Index on dateTime

Renjith_S_P · June 24, 2020, 6:22am

Hi team,

can anyone help me to find a best solution for the following performance related problem.?

i have collection with fields
_id
sensorId
dateTime(including timestamp)
value1
value2

this collection has millions of data and also its increasing day by day. The query execution time is increasing day by day. Most of the time(more that 90%) i called this collection with sensorId and dateTime(with $gt or $lt or both). So, i think it should be better to create a compound index with sensorId and dateTime. Really its gives good result. but, the index size is increased dramatically. So, is it a good method? can anyone make good suggestion on this?

kevinadi · June 26, 2020, 4:03am

Hi Renjith,

Welcome to the community. As I understand it, you’re facing query performance issues, tried to solve it using a compound index, but you are currently concerned by the index sizes. Is this accurate?

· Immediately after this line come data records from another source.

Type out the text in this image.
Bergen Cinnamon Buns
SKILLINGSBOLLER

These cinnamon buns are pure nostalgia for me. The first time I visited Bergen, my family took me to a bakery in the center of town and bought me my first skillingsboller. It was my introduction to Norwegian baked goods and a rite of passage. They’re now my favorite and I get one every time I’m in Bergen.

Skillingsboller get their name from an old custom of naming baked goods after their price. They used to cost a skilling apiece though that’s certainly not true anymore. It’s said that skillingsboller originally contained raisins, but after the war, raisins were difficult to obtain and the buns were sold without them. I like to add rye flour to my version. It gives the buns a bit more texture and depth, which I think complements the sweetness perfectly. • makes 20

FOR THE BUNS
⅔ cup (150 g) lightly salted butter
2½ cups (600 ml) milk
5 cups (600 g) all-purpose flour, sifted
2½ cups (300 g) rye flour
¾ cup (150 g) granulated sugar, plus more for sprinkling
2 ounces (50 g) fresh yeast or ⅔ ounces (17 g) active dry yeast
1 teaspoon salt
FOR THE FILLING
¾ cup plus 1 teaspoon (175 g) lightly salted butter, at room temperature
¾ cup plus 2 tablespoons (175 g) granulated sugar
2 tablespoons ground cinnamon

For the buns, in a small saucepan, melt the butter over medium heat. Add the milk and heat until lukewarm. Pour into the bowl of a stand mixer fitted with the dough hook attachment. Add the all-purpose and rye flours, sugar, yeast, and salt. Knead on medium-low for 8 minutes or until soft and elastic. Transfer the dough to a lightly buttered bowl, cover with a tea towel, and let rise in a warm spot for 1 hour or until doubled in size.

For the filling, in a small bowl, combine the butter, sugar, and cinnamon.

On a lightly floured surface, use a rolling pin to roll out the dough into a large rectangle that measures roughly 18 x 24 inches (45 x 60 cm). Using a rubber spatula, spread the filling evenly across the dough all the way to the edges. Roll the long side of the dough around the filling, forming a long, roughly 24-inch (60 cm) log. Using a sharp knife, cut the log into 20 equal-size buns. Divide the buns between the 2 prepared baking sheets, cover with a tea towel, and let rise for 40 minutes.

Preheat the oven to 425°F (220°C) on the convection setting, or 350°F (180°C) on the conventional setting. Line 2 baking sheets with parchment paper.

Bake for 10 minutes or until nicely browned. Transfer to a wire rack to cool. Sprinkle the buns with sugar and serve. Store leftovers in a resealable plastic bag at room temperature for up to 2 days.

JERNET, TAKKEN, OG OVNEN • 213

It would help if you can provide more context:

Please post your queries, and the query explain output by using db.collection.explain('executionStats').find(...)
Please post some example documents so it’s clear the shape of the documents in question.
Please post the output of db.collection.stats() which will show the index sizes and please point out the numbers that you’re concerned about.
Finally please include your MongoDB exact version.

In general, having indexes to back your queries is a recommended practice in all databases, not just MongoDB. See Create Indexes to Support Your Queries for some examples.

Best regards
Kevin

Renjith_S_P · June 28, 2020, 1:27am

Thank Kevin for your reply.

Yes, you are right. My problem was that.

This is our test database result. same as original. Right now we have 360K documents in our data. Using this index i can fetch data correctly with good performance. but issue will be in future within months. 100X more data are coming. So, the index size will increase dramatically.

Screen Shot 2020-06-28 at 11.39.17 AM1663×765 78.8 KB
All my documents are in same structure. Sample one
{
“_id”:{"$oid":“5e813859eea99fb8a1cdcd1a”},
“sensorId”:“e00fce685dc2dae3d35b2054”,
“dateTime”:{"$date":“2020-03-30T00:07:53.000Z”},
“pH”:3.928,
“temperature”:14.9,
“capTemperature”:15,
“sg”:1.195
}
Please take a look on the image. As i said my concern is increase of index size. Now our DB has less data but by next it will increase up to 100X and will increase dramatically after that. As per my calculation, if i use this compound index, index size of the particular compound index will be 20% of the actual data.
Version 4.0.19, M20 Cluster

Thanks in advance

Renjith_S_P · June 28, 2020, 1:27am

Output of question number 3

kevinadi · July 2, 2020, 11:58pm

Hi Renjith,

The index you have is optimal for your query, so if your collection gets much larger, the query still should return relatively quick (with caveat of data size vs. hardware capabilities, of course).

I see you have two indexes: the mandatory _id index and the compound index. The compound index itself is 3MB, which is a bit less than 10% of the collection size.

As with most things in computing, it is a balancing act. If you feel that returning queries quickly in a large collection is worth the space tradeoff, then I encourage you to keep the compound index. Case in point, your first screenshot shows that in a collection of 268k documents, the query returned in just 5ms. For most use cases, this space vs. speed tradeoff is worth it.

However, if you feel that you can tolerate much slower query response time and if space is much more important to you, then dropping the index is an option.

Another option is to create an index only on sensorId, so your query won’t be totally unindexed.

All three options have advantages & disadvantages, so it’s up to you to choose which option is “best” for your use case.

Having said that, be aware that as your collection gets larger, scanning unnecessary documents to return a query will have other side effect as well, such as pushing your working set off memory and could possibly make everything slower (since irrelevant documents are constantly being paged into memory to be examined, only to be thrown out again).

Best regards,
Kevin

Renjith_S_P · July 3, 2020, 4:20am

Great. Thanks for the reply Kevin

michael_hoeller · July 3, 2020, 6:00am

Hello @Renjith_S_P and @kevinadi

how about a partial index just in case only a subset of the dates is need…

Actually in combination with dates I have never used a partial index. That probably only makes sense when you e.g. drop the index every X month and rebuild with $gt( today -x month). However dropping and creating an index would need to be planed.

Regards,
Michael